Authors: Aditya Pujari and Ajita Rattani
University of North Texas


Abstract

With the rise of voice synthesis technology threatening digital media integrity, audio watermarking has become a crucial defense for content authentication. Despite advances, current solutions struggle with robustness against audio effects such as high-pass filtering and temporal modifications, and often suffer from poor watermark localization. We introduce WaveVerify, an advanced watermarking system that overcomes these limitations through a FiLM-based generator for resilient multiband watermark embedding and a Mixture-of-Experts detector for accurate extraction and localization. Our unified training framework enhances robustness by dynamically applying multiple distortions in a single backpropagation step through a dynamic effect scheduler, ensuring consistent performance across diverse audio environments. Evaluations across multiple datasets show that WaveVerify outperforms state-of-the-art models such as AudioSeal and WavMark, achieving zero Bit Error Rate (BER) under common distortions and Mean Intersection over Union (MIoU) scores of 0.98 or higher even under severe temporal modifications. Additionally, our FiLM-based generator architecture eliminates computational bottlenecks through parallel hierarchical modulation, reducing training time by approximately 80% compared to sequential bottleneck-based watermark embedding approaches while maintaining high performance. These results establish WaveVerify as a robust, efficient, and practical solution for real-world audio watermarking.


Architecture Overview

WaveVerify introduces a novel end-to-end approach for robust audio watermarking, integrating three synergistic components within a unified Audio Watermarking architecture.

WaveVerify Architecture
The end-to-end training pipeline of WaveVerify, where a FiLM-based generator embeds bits into speech, followed by temporal -> sequence -> effect augmentations, and extraction via a locator and detector.

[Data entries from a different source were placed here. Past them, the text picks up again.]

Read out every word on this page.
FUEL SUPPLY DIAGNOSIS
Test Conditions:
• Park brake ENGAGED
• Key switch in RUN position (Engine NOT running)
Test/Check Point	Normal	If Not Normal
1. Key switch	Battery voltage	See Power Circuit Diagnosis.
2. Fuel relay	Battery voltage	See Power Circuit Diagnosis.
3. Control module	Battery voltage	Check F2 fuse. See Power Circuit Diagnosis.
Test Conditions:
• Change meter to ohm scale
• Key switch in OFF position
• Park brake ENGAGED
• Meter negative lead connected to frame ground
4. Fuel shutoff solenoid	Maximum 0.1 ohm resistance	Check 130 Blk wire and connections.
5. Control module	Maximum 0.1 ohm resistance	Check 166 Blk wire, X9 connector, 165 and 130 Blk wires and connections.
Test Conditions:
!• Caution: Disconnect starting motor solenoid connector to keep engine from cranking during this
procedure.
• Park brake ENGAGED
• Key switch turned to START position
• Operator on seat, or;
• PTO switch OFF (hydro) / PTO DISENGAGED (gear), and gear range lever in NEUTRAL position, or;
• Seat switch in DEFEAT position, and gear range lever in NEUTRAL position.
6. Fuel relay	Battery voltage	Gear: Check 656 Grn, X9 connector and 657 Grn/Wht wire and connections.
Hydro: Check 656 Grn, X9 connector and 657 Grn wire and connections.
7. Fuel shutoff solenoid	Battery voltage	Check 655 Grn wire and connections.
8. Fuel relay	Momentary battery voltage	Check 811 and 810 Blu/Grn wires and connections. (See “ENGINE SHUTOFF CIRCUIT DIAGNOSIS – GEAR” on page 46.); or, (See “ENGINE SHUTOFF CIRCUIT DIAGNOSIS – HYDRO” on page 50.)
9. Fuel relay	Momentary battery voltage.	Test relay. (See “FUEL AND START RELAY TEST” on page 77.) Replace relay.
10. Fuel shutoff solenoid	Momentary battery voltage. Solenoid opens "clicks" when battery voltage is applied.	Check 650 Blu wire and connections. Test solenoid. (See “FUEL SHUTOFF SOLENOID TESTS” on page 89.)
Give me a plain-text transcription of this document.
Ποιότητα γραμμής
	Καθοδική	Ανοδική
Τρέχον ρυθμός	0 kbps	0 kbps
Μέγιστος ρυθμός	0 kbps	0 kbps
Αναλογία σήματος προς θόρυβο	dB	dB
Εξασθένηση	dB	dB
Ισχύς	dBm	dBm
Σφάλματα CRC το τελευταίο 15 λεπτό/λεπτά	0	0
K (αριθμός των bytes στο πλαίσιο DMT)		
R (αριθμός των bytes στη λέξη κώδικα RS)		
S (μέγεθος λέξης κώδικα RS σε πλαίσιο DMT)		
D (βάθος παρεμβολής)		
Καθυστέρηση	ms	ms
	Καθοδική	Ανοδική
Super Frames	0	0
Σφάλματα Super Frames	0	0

At its core, the framework consists of:

  • Generator: Employs an encoder-decoder architecture with Feature-wise Linear Modulation (FiLM) for watermark embedding, enabling parallel hierarchical modulation
  • Locator: Enables precise sample-level identification of watermarked regions while maintaining minimal computational overhead (~0.13M parameters)
  • Detector: Utilizes a sophisticated specialized expert network (~4.5M parameters)

Performance Highlights

  • Zero Bit Error Rate (BER) under common audio distortions
  • Mean Intersection over Union (MIoU) ≥ 0.98 even under severe temporal modifications
  • 80% reduction in training time compared to sequential bottleneck-based approaches
  • Robust against temporal attacks including reversal, circular shifting, and segment shuffling
  • Superior performance under high-pass filtering and combined audio effects

Dataset Setup

Supported Datasets

Directory Structure

Organize your datasets according to the following structure:

AudioDataset/
├── LibriSpeech/
│   ├── train/
│   ├── valid/
│   └── test/
├── CommonVoice/
│   ├── train/
│   ├── valid/
│   └── test/
├── CMUArctic/
│   ├── train/
│   ├── valid/
│   └── test/
└── DIPCO/
    ├── train/
    ├── valid/
    └── test/

Configuration

Update the dataset folder path in conf/base.yml to point to your AudioDataset/ directory.


Installation

Prerequisites

  • Python 3.8+
  • PyTorch 1.9+
  • CUDA-capable GPU (recommended)

Quick Install

git clone https://github.com/vcbsl/WaveVerify.git
cd WaveVerify
pip install -e .

Usage

Training

To train the WaveVerify model:

export CUDA_VISIBLE_DEVICES=0
python scripts/train.py --args.load conf/base.yml --save_path checkpoints/runs/base/

Note: The training script uses argbind for configuration management. The --args.load syntax loads the specified YAML configuration file.

Inference

WaveVerify is designed as a Python library for integrating audio watermarking into your applications. The pretrained checkpoint will be automatically downloaded on first use.

Basic Usage

from waveverify import WaveVerify, WatermarkID

# Initialize (auto-downloads checkpoint on first use)
wv = WaveVerify()

# Create watermark identities for different use cases
creator_wm = WatermarkID.for_creator("artist_name_2024")
timestamp_wm = WatermarkID.for_timestamp()  # Current time
license_wm = WatermarkID.for_license("CC-BY-4.0")
tracking_wm = WatermarkID.for_tracking("order_12345")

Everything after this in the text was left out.